En France, Mohammed a 4 fois moins de chances d’être recruté que Michel

« J’aime pas les Arabes, alors fais gaffe à toi ! ». Ces propos racistes tenus par le patron d’une société de transports routiers ont été filmés par un employé, en caméra cachée, et seront diffusés ce soir dans un numéro de « Complément d’enquête » sur France 2, consacré au mal être au travail.


Complement d’enquête. Un patron à son salarié : « Je n’aime pas les Arabes »

Par ailleurs, une étude de l’Institut Montaigne, révélée par « Complément d’Enquête » corrobore cette défiance à l’égard des citoyens d’origine étrangère, musulmans ou supposés comme tels. Cette enquête dénonce de “fortes discriminations” à l’embauche liées à la religion, surtout envers les musulmans pratiquants.

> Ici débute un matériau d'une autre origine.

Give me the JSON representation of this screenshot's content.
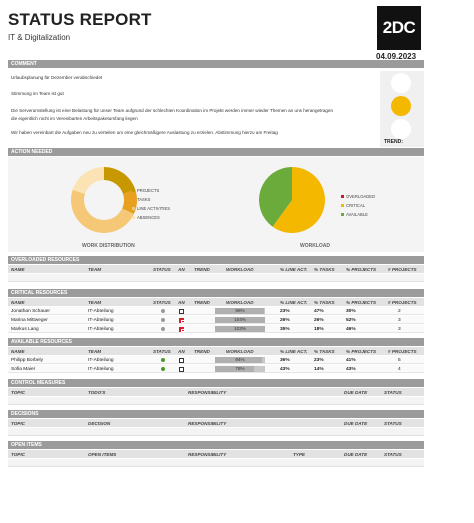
{
  "header": {
    "title": "STATUS REPORT",
    "subtitle": "IT & Digitalization",
    "logo": "2DC",
    "date": "04.09.2023"
  },
  "comment": {
    "heading": "COMMENT",
    "lines": [
      "Urlaubsplanung für Dezember verabschiedet",
      "Stimmung im Team ist gut",
      "Die Serverumstellung ist eine Belastung für unser Team aufgrund der schlechten Koordination im Projekt werden immer wieder Themen an uns herangetragen",
      "die eigentlich nicht im Vereinbarten Arbeitspaketumfang liegen",
      "Wir haben vereinbart die Aufgaben neu zu verteilen um eine gleichmäßigere Auslastung zu erzielen. Abstimmung hierzu am Freitag"
    ],
    "trend_label": "TREND:",
    "traffic_light": {
      "active": "yellow",
      "yellow_color": "#f5b800"
    }
  },
  "action_needed": {
    "heading": "ACTION NEEDED"
  },
  "chart_data": [
    {
      "type": "pie",
      "title": "WORK DISTRIBUTION",
      "labels": [
        "PROJECTS",
        "TASKS",
        "LINE ACTIVITIES",
        "ABSENCES"
      ],
      "values": [
        20,
        12,
        48,
        20
      ],
      "colors": [
        "#c89800",
        "#e8a020",
        "#f5c877",
        "#fbe3b3"
      ],
      "legend": "right"
    },
    {
      "type": "pie",
      "title": "WORKLOAD",
      "labels": [
        "OVERLOADED",
        "CRITICAL",
        "AVAILABLE"
      ],
      "values": [
        0,
        60,
        40
      ],
      "colors": [
        "#c0202c",
        "#f5b800",
        "#6aab3c"
      ],
      "legend": "right"
    }
  ],
  "overloaded": {
    "heading": "OVERLOADED RESOURCES",
    "columns": [
      "NAME",
      "TEAM",
      "STATUS",
      "AN",
      "TREND",
      "WORKLOAD",
      "% LINE ACT.",
      "% TASKS",
      "% PROJECTS",
      "# PROJECTS"
    ]
  },
  "critical": {
    "heading": "CRITICAL RESOURCES",
    "columns": [
      "NAME",
      "TEAM",
      "STATUS",
      "AN",
      "TREND",
      "WORKLOAD",
      "% LINE ACT.",
      "% TASKS",
      "% PROJECTS",
      "# PROJECTS"
    ],
    "rows": [
      {
        "name": "Jonathan Schauer",
        "team": "IT-Abteilung",
        "status": "#9a9a9a",
        "an": false,
        "workload": "98%",
        "load": 0.98,
        "line": "23%",
        "tasks": "47%",
        "projects": "30%",
        "nproj": "2"
      },
      {
        "name": "Marina Mittweger",
        "team": "IT-Abteilung",
        "status": "#9a9a9a",
        "an": true,
        "workload": "104%",
        "load": 1.0,
        "line": "26%",
        "tasks": "26%",
        "projects": "52%",
        "nproj": "3"
      },
      {
        "name": "Markus Lang",
        "team": "IT-Abteilung",
        "status": "#9a9a9a",
        "an": true,
        "workload": "103%",
        "load": 1.0,
        "line": "35%",
        "tasks": "18%",
        "projects": "46%",
        "nproj": "3"
      }
    ]
  },
  "available": {
    "heading": "AVAILABLE RESOURCES",
    "columns": [
      "NAME",
      "TEAM",
      "STATUS",
      "AN",
      "TREND",
      "WORKLOAD",
      "% LINE ACT.",
      "% TASKS",
      "% PROJECTS",
      "# PROJECTS"
    ],
    "rows": [
      {
        "name": "Philipp Borbely",
        "team": "IT-Abteilung",
        "status": "#4a9a2a",
        "an": false,
        "workload": "94%",
        "load": 0.94,
        "line": "36%",
        "tasks": "23%",
        "projects": "41%",
        "nproj": "5"
      },
      {
        "name": "Sofia Maier",
        "team": "IT-Abteilung",
        "status": "#4a9a2a",
        "an": false,
        "workload": "78%",
        "load": 0.78,
        "line": "43%",
        "tasks": "14%",
        "projects": "43%",
        "nproj": "4"
      }
    ]
  },
  "control_measures": {
    "heading": "CONTROL MEASURES",
    "columns": [
      "TOPIC",
      "TODO'S",
      "RESPONSIBILITY",
      "DUE DATE",
      "STATUS"
    ]
  },
  "decisions": {
    "heading": "DECISIONS",
    "columns": [
      "TOPIC",
      "DECISION",
      "RESPONSIBILITY",
      "DUE DATE",
      "STATUS"
    ]
  },
  "open_items": {
    "heading": "OPEN ITEMS",
    "columns": [
      "TOPIC",
      "OPEN ITEMS",
      "RESPONSIBILITY",
      "TYPE",
      "DUE DATE",
      "STATUS"
    ]
  }
}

Cette étude, qui met en exergue l’islamophobie flagrante des employeurs français, Marie-Anne Valfort l’a entamée il y a trois ans. Pour ce faire, cette chercheuse et maître de conférences à l’université Panthéon-Sorbonne, a mis au point des CV fictifs, a-t-elle expliqué à l’AFP. Ainsi, entre septembre 2013 et septembre 2014, elle a adressé ces fausses candidatures à 6 231 offres d’emploi de comptables, assistants et secrétaires comptables en métropole.

Nathalie, mieux que Samira


Les profils créés pour son étude sont identiques en tous points, à l’exception de la religion. Ils sont tous Français d’origine libanaise, nommés Haddad, nés à Beyrouth en 1988, arrivés en France au début du lycée en 2003, naturalisés en 2008 et titulaires d’un BTS comptabilité. Seuls t
rois éléments suggèrent leur appartenance religieuse : leur prénom – Dov et Esther pour les juifs, Michel et Nathalie pour les catholiques, Mohammed et Samira pour les musulmans -, leur scolarité dans une école confessionnelle et leur engagement dans l’association de scoutisme de leur communauté.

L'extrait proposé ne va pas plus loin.